A University of Minnesota professor not long ago invited residents of Woodbury and Eagan to visit each other's communities, eying them as places in which to grow old. The Woodbury folks pronounced Eagan's transit station, with its gourmet coffee nearby, as "fabulous." But Eagan residents who visited Woodbury wondered: "Where are the buses?"
Sorting it out
All this has been simmering for years. But now a combination of factors has change in the air, including shrinking revenues, a 2002 switch away from local funding of transit in favor of a statewide system, and pressure from the federal government on the Met Council to take a closer look at how it's all operating.
The legislative auditor is in the midst of sorting through the competing accusations. Lead auditor Judy Randall said three analysts plan to look at who is involved, places where the system overlaps, funding and examples from other parts of the country.
They started by trying to map all the transit agencies in the area, both bus and rail.
"It ended up being kind of messy," she said. "If you were starting from scratch, you wouldn't necessarily design a system like this."
Or, as Met Council Chairman Bell put it: "I've always said we're not looking to dismantle it -- but if it's such a great idea to have six, why not 12 or 24?"
A classic case of what the auditors will need to sort out: the opt-outs' claim that a key reason they cost more is that they go much longer distances. That means they can't turn the bus around and reload quickly with paying passengers in a limited rush hour.

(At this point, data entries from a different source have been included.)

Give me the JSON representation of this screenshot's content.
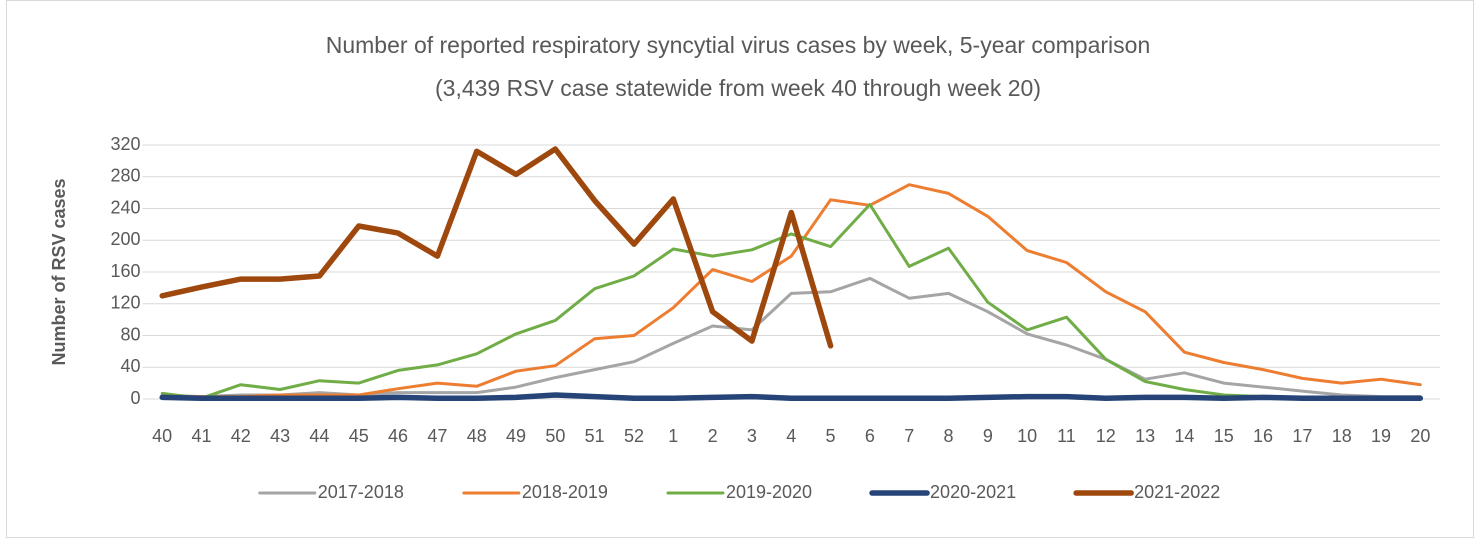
{
  "chart_data": {
    "type": "line",
    "title": "Number of reported respiratory syncytial virus cases by week, 5-year comparison",
    "subtitle": "(3,439 RSV case statewide from week 40 through week 20)",
    "y_label": "Number of RSV cases",
    "categories": [
      "40",
      "41",
      "42",
      "43",
      "44",
      "45",
      "46",
      "47",
      "48",
      "49",
      "50",
      "51",
      "52",
      "1",
      "2",
      "3",
      "4",
      "5",
      "6",
      "7",
      "8",
      "9",
      "10",
      "11",
      "12",
      "13",
      "14",
      "15",
      "16",
      "17",
      "18",
      "19",
      "20"
    ],
    "series": [
      {
        "name": "2017-2018",
        "color": "#a5a5a5",
        "values": [
          5,
          3,
          5,
          5,
          8,
          5,
          8,
          8,
          8,
          15,
          27,
          37,
          47,
          70,
          92,
          87,
          133,
          135,
          152,
          127,
          133,
          110,
          82,
          68,
          50,
          25,
          33,
          20,
          15,
          10,
          5,
          3,
          3
        ]
      },
      {
        "name": "2018-2019",
        "color": "#ed7d31",
        "values": [
          3,
          3,
          3,
          5,
          5,
          5,
          13,
          20,
          16,
          35,
          42,
          76,
          80,
          115,
          163,
          148,
          180,
          251,
          244,
          270,
          259,
          230,
          187,
          172,
          135,
          110,
          59,
          46,
          37,
          26,
          20,
          25,
          18
        ]
      },
      {
        "name": "2019-2020",
        "color": "#70ad47",
        "values": [
          7,
          1,
          18,
          12,
          23,
          20,
          36,
          43,
          57,
          82,
          99,
          139,
          155,
          189,
          180,
          188,
          208,
          192,
          245,
          167,
          190,
          122,
          87,
          103,
          50,
          22,
          12,
          5,
          3,
          2,
          1,
          1,
          1
        ]
      },
      {
        "name": "2020-2021",
        "color": "#264478",
        "values": [
          2,
          1,
          1,
          1,
          1,
          1,
          2,
          1,
          1,
          2,
          5,
          3,
          1,
          1,
          2,
          3,
          1,
          1,
          1,
          1,
          1,
          2,
          3,
          3,
          1,
          2,
          2,
          1,
          2,
          1,
          1,
          1,
          1
        ]
      },
      {
        "name": "2021-2022",
        "color": "#9e480e",
        "values": [
          130,
          141,
          151,
          151,
          155,
          218,
          209,
          180,
          312,
          283,
          315,
          250,
          195,
          252,
          110,
          73,
          235,
          67,
          null,
          null,
          null,
          null,
          null,
          null,
          null,
          null,
          null,
          null,
          null,
          null,
          null,
          null,
          null
        ]
      }
    ],
    "ylim": [
      0,
      320
    ],
    "yticks": [
      0,
      40,
      80,
      120,
      160,
      200,
      240,
      280,
      320
    ],
    "grid": true,
    "legend": "bottom"
  }
}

The Met Council disputes that claim up to a point, but it does so very carefully. "Not all longer-distance routes have the highest subsidy per passenger," it said in a written response, "and ... the shorter routes do not inherently have lower subsidy levels per passenger."

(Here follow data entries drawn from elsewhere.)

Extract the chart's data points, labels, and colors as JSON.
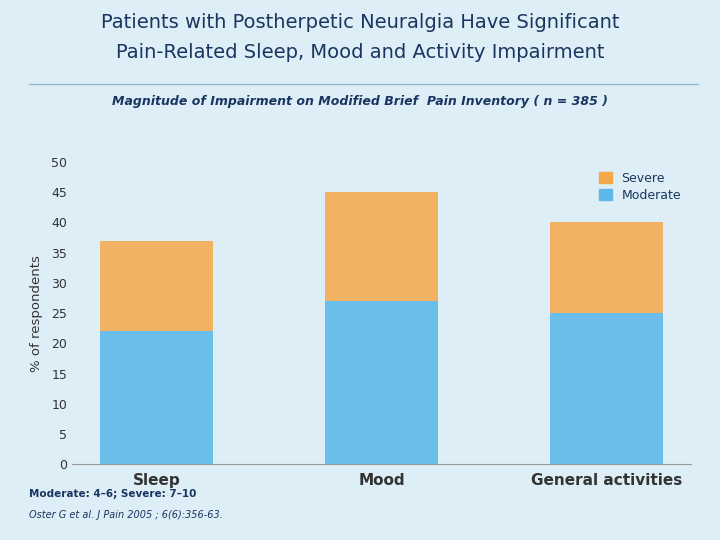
{
  "categories": [
    "Sleep",
    "Mood",
    "General activities"
  ],
  "moderate_values": [
    22,
    27,
    25
  ],
  "severe_values": [
    15,
    18,
    15
  ],
  "moderate_color": "#5BB8E8",
  "severe_color": "#F5A84A",
  "title_line1": "Patients with Postherpetic Neuralgia Have Significant",
  "title_line2": "Pain-Related Sleep, Mood and Activity Impairment",
  "subtitle": "Magnitude of Impairment on Modified Brief  Pain Inventory ( n = 385 )",
  "ylabel": "% of respondents",
  "ylim": [
    0,
    50
  ],
  "yticks": [
    0,
    5,
    10,
    15,
    20,
    25,
    30,
    35,
    40,
    45,
    50
  ],
  "footnote1": "Moderate: 4–6; Severe: 7–10",
  "footnote2": "Oster G et al. J Pain 2005 ; 6(6):356-63.",
  "bg_color": "#ddeef6",
  "title_color": "#1a3660",
  "axis_color": "#333333",
  "legend_labels": [
    "Severe",
    "Moderate"
  ],
  "legend_colors": [
    "#F5A84A",
    "#5BB8E8"
  ],
  "separator_color": "#7aaccf",
  "spine_color": "#999999"
}
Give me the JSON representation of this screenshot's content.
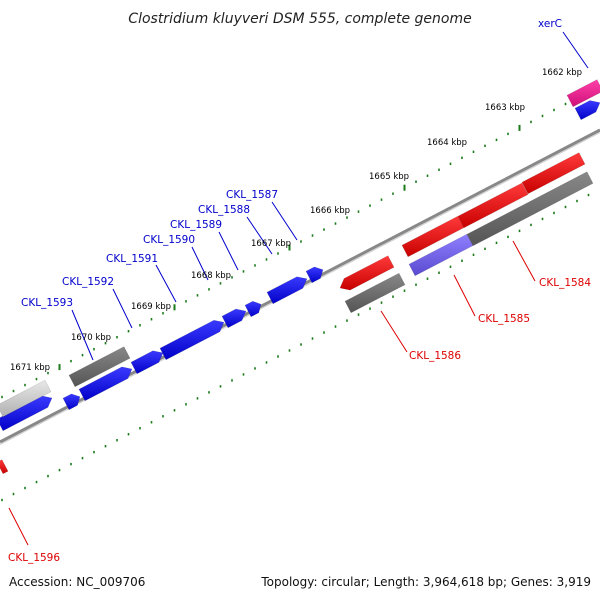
{
  "title": "Clostridium kluyveri DSM 555, complete genome",
  "footer": {
    "accession": "Accession: NC_009706",
    "summary": "Topology: circular; Length: 3,964,618 bp; Genes: 3,919"
  },
  "colors": {
    "backbone": "#888888",
    "tick": "#1a7a1a",
    "label_blue": "#0000cc",
    "label_red": "#dd0000",
    "gene_blue": "#0000ee",
    "gene_red": "#ee0000",
    "gene_gray": "#666666",
    "gene_purple": "#6a5acd",
    "gene_magenta": "#ee1493",
    "gene_lightgray": "#cccccc"
  },
  "ticks": [
    {
      "label": "1662 kbp"
    },
    {
      "label": "1663 kbp"
    },
    {
      "label": "1664 kbp"
    },
    {
      "label": "1665 kbp"
    },
    {
      "label": "1666 kbp"
    },
    {
      "label": "1667 kbp"
    },
    {
      "label": "1668 kbp"
    },
    {
      "label": "1669 kbp"
    },
    {
      "label": "1670 kbp"
    },
    {
      "label": "1671 kbp"
    }
  ],
  "gene_labels": [
    {
      "name": "xerC",
      "color": "blue"
    },
    {
      "name": "CKL_1587",
      "color": "blue"
    },
    {
      "name": "CKL_1588",
      "color": "blue"
    },
    {
      "name": "CKL_1589",
      "color": "blue"
    },
    {
      "name": "CKL_1590",
      "color": "blue"
    },
    {
      "name": "CKL_1591",
      "color": "blue"
    },
    {
      "name": "CKL_1592",
      "color": "blue"
    },
    {
      "name": "CKL_1593",
      "color": "blue"
    },
    {
      "name": "CKL_1584",
      "color": "red"
    },
    {
      "name": "CKL_1585",
      "color": "red"
    },
    {
      "name": "CKL_1586",
      "color": "red"
    },
    {
      "name": "CKL_1596",
      "color": "red"
    }
  ]
}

That's true, but the council's own figures also show that higher-subsidy routes are likely to be the longer ones. Are they costlier, though, because more of them are fancier opt-out services or because they cover such distances? It's all a mess to sort out.
The Freedom Foundation of Minnesota, a conservative research group that often probes what it considers oversubsidized government amenities, is steering clear of this one. Said Jonathan Blake, its vice president:
"I've seen what Chair Bell has said, and I've seen numbers that suggest the opposite. ... The game of trying to determine transit subsidies is complicated, and when it's an offshoot of a larger system, it's even more complicated."